Well, I never feel that way, so yesterday was an odd sensation for me. He said his priority is my depression right now, and then we'll go into overall health. We also talked about what the St-Mary's Doctors thought about me, and he said they felt I could totally handle myself and that I seemed mildly to mid-level depressed. 

This irritated me, and I explained how I feel my verbosity and funny-nature (and big fat round face/head) often masks the intensity of my depression. My being able to talk circles around what I'm feeling often leads me to talking myself away from how dark my thoughts can be. My funny, absurd nature can also just detract from what I'm feeling and just leave people with a different impression of me than what might be needed for me to be read as "seriously depressed." He got that. 

I mean, the guy makes me sound like a dullard. He's well spoken, clear, and very quick. He's super charming, so he was able to understand that aspect of representation versus internalization. 

I also mentioned that other than "suicidal ideation" there is very little follow-up for mental health. Planning a suicide, an actively pursuing your death is a crisis. But, wishing you were dead all the time is a slow painful way to be. 

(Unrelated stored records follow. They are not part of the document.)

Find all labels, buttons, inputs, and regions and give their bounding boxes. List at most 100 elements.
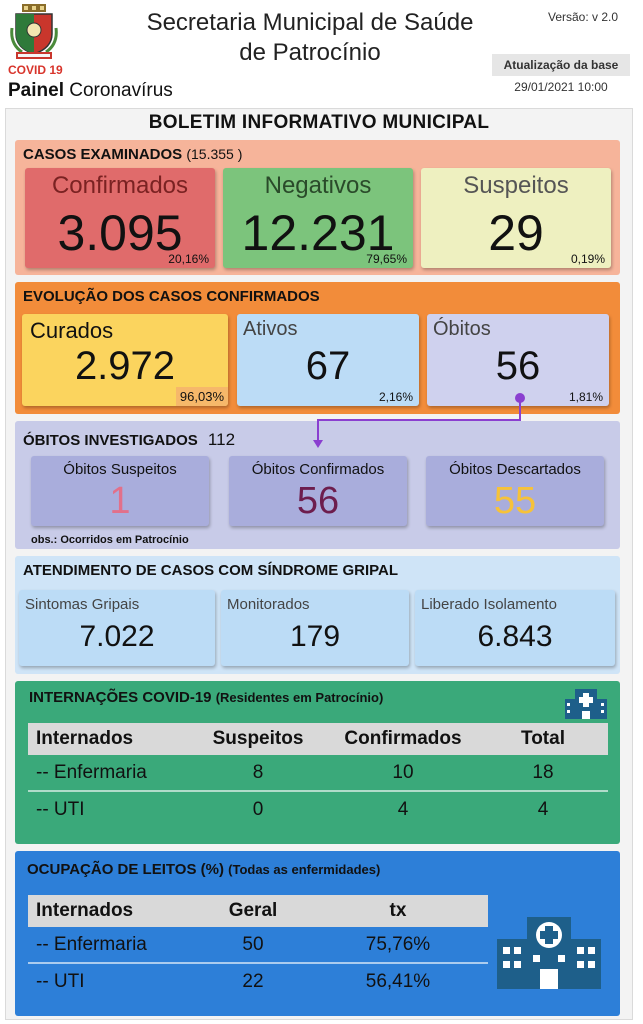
connector-arrow-icon (313, 393, 525, 448)
bulletin-title: BOLETIM INFORMATIVO MUNICIPAL (148, 112, 490, 133)
monitorados-card: Monitorados 179 (221, 590, 409, 666)
negativos-value: 12.231 (241, 205, 395, 261)
obitos-investigados-label: ÓBITOS INVESTIGADOS (23, 432, 198, 449)
sintomas-value: 7.022 (79, 620, 155, 653)
casos-examinados-section: CASOS EXAMINADOS (15.355 ) Confirmados 3… (15, 140, 620, 275)
ocupacao-col-internados: Internados (36, 900, 134, 921)
ocupacao-table: Internados Geral tx -- Enfermaria 50 75,… (28, 895, 488, 999)
internacoes-cell: 4 (397, 798, 409, 820)
internacoes-table-wrap: Internados Suspeitos Confirmados Total -… (28, 723, 608, 833)
obitos-label: Óbitos (433, 318, 491, 340)
internacoes-col-internados: Internados (36, 728, 134, 749)
liberado-card: Liberado Isolamento 6.843 (415, 590, 615, 666)
internacoes-table: Internados Suspeitos Confirmados Total -… (28, 723, 608, 827)
page-title: Secretaria Municipal de Saúde de Patrocí… (100, 8, 520, 68)
ativos-value: 67 (305, 344, 351, 388)
internacoes-cell: 4 (537, 798, 549, 820)
ocupacao-label: OCUPAÇÃO DE LEITOS (%) (27, 861, 224, 878)
curados-value: 2.972 (74, 344, 176, 388)
ocupacao-section: OCUPAÇÃO DE LEITOS (%) (Todas as enfermi… (15, 851, 620, 1016)
internacoes-label: INTERNAÇÕES COVID-19 (29, 689, 212, 706)
internacoes-cell: -- Enfermaria (36, 761, 147, 783)
update-label: Atualização da base (492, 54, 630, 76)
ocupacao-cell: -- UTI (36, 970, 85, 992)
obitos-confirmados-value: 56 (296, 480, 340, 522)
evolucao-title: EVOLUÇÃO DOS CASOS CONFIRMADOS (23, 288, 320, 305)
page-title-line1: Secretaria Municipal de Saúde (146, 9, 474, 36)
suspeitos-value: 29 (488, 205, 544, 261)
sindrome-gripal-section: ATENDIMENTO DE CASOS COM SÍNDROME GRIPAL… (15, 556, 620, 674)
internacoes-cell: 0 (252, 798, 264, 820)
obitos-card: Óbitos 56 1,81% (427, 314, 609, 406)
confirmados-card: Confirmados 3.095 20,16% (25, 168, 215, 268)
internacoes-header-row: Internados Suspeitos Confirmados Total (28, 723, 608, 755)
monitorados-label: Monitorados (227, 596, 310, 613)
ativos-label: Ativos (243, 318, 298, 340)
curados-pct: 96,03% (175, 387, 228, 406)
confirmados-pct: 20,16% (168, 252, 209, 266)
ocupacao-title: OCUPAÇÃO DE LEITOS (%) (Todas as enfermi… (27, 861, 380, 878)
curados-card: Curados 2.972 96,03% (22, 314, 228, 406)
table-row: -- Enfermaria 8 10 18 (28, 755, 608, 791)
internacoes-title: INTERNAÇÕES COVID-19 (Residentes em Patr… (29, 689, 383, 706)
ocupacao-header-row: Internados Geral tx (28, 895, 488, 927)
obitos-descartados-card: Óbitos Descartados 55 (426, 456, 604, 526)
ocupacao-subtitle: (Todas as enfermidades) (228, 862, 381, 877)
curados-label: Curados (30, 318, 114, 343)
liberado-value: 6.843 (477, 620, 553, 653)
casos-examinados-title: CASOS EXAMINADOS (15.355 ) (23, 146, 242, 163)
page-title-line2: de Patrocínio (239, 39, 381, 66)
internacoes-col-total: Total (521, 728, 565, 749)
panel-title: Painel Coronavírus (8, 80, 173, 102)
ocupacao-cell: 50 (242, 933, 264, 955)
obitos-confirmados-card: Óbitos Confirmados 56 (229, 456, 407, 526)
suspeitos-label: Suspeitos (463, 172, 569, 199)
panel-title-bold: Painel (8, 80, 64, 101)
ocupacao-col-tx: tx (389, 900, 407, 921)
hospital-large-icon (497, 917, 601, 989)
sintomas-card: Sintomas Gripais 7.022 (19, 590, 215, 666)
internacoes-cell: 8 (252, 761, 264, 783)
liberado-label: Liberado Isolamento (421, 596, 557, 613)
panel-title-rest: Coronavírus (69, 80, 173, 101)
obitos-suspeitos-value: 1 (109, 480, 131, 522)
ocupacao-table-wrap: Internados Geral tx -- Enfermaria 50 75,… (28, 895, 488, 1007)
internacoes-col-suspeitos: Suspeitos (212, 728, 304, 749)
obitos-descartados-label: Óbitos Descartados (449, 461, 581, 478)
confirmados-value: 3.095 (57, 205, 183, 261)
ocupacao-col-geral: Geral (228, 900, 278, 921)
sindrome-gripal-title: ATENDIMENTO DE CASOS COM SÍNDROME GRIPAL (23, 562, 399, 579)
casos-examinados-label: CASOS EXAMINADOS (23, 146, 183, 163)
obitos-value: 56 (495, 344, 541, 388)
evolucao-section: EVOLUÇÃO DOS CASOS CONFIRMADOS Curados 2… (15, 282, 620, 414)
table-row: -- UTI 0 4 4 (28, 791, 608, 827)
negativos-card: Negativos 12.231 79,65% (223, 168, 413, 268)
internacoes-section: INTERNAÇÕES COVID-19 (Residentes em Patr… (15, 681, 620, 844)
obitos-investigados-total: 112 (207, 430, 236, 449)
obitos-investigados-section: ÓBITOS INVESTIGADOS 112 Óbitos Suspeitos… (15, 421, 620, 549)
ocupacao-cell: 22 (242, 970, 264, 992)
version-label: Versão: v 2.0 (548, 10, 619, 24)
internacoes-cell: 18 (532, 761, 554, 783)
obitos-suspeitos-label: Óbitos Suspeitos (63, 461, 177, 478)
ativos-card: Ativos 67 2,16% (237, 314, 419, 406)
ocupacao-cell: 56,41% (365, 970, 431, 992)
update-date: 29/01/2021 10:00 (514, 80, 608, 94)
obitos-suspeitos-card: Óbitos Suspeitos 1 (31, 456, 209, 526)
internacoes-col-confirmados: Confirmados (344, 728, 462, 749)
internacoes-cell: -- UTI (36, 798, 85, 820)
obitos-descartados-value: 55 (493, 480, 537, 522)
obitos-investigados-title: ÓBITOS INVESTIGADOS 112 (23, 430, 235, 450)
negativos-label: Negativos (264, 172, 372, 199)
city-crest-icon (10, 4, 58, 60)
monitorados-value: 179 (289, 620, 341, 653)
sintomas-label: Sintomas Gripais (25, 596, 140, 613)
hospital-icon (565, 689, 607, 719)
casos-examinados-total: (15.355 ) (186, 146, 243, 162)
covid-label: COVID 19 (8, 63, 63, 77)
suspeitos-card: Suspeitos 29 0,19% (421, 168, 611, 268)
ocupacao-cell: -- Enfermaria (36, 933, 147, 955)
ativos-pct: 2,16% (378, 390, 413, 404)
obitos-obs-note: obs.: Ocorridos em Patrocínio (31, 534, 189, 546)
table-row: -- Enfermaria 50 75,76% (28, 927, 488, 963)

I have to go out and get my new meds, and then Dr. Rishi wants to see me in a few weeks. Once I talk to the nurse he referred me to, and I have a few weeks of meds in me. 

Overall I'm happy that . . .

  1. I found him (I didn't hallucinate getting a GP).
  2. He is still practising and wanted me as a client / I can follow him.
  3. My first impression of him was correct, he's kind, funny, warm and I can really talk to him he also seems to like me, which is nice. I like when people like me. 
I feel hopeful, which is so god-damn rare I can't even.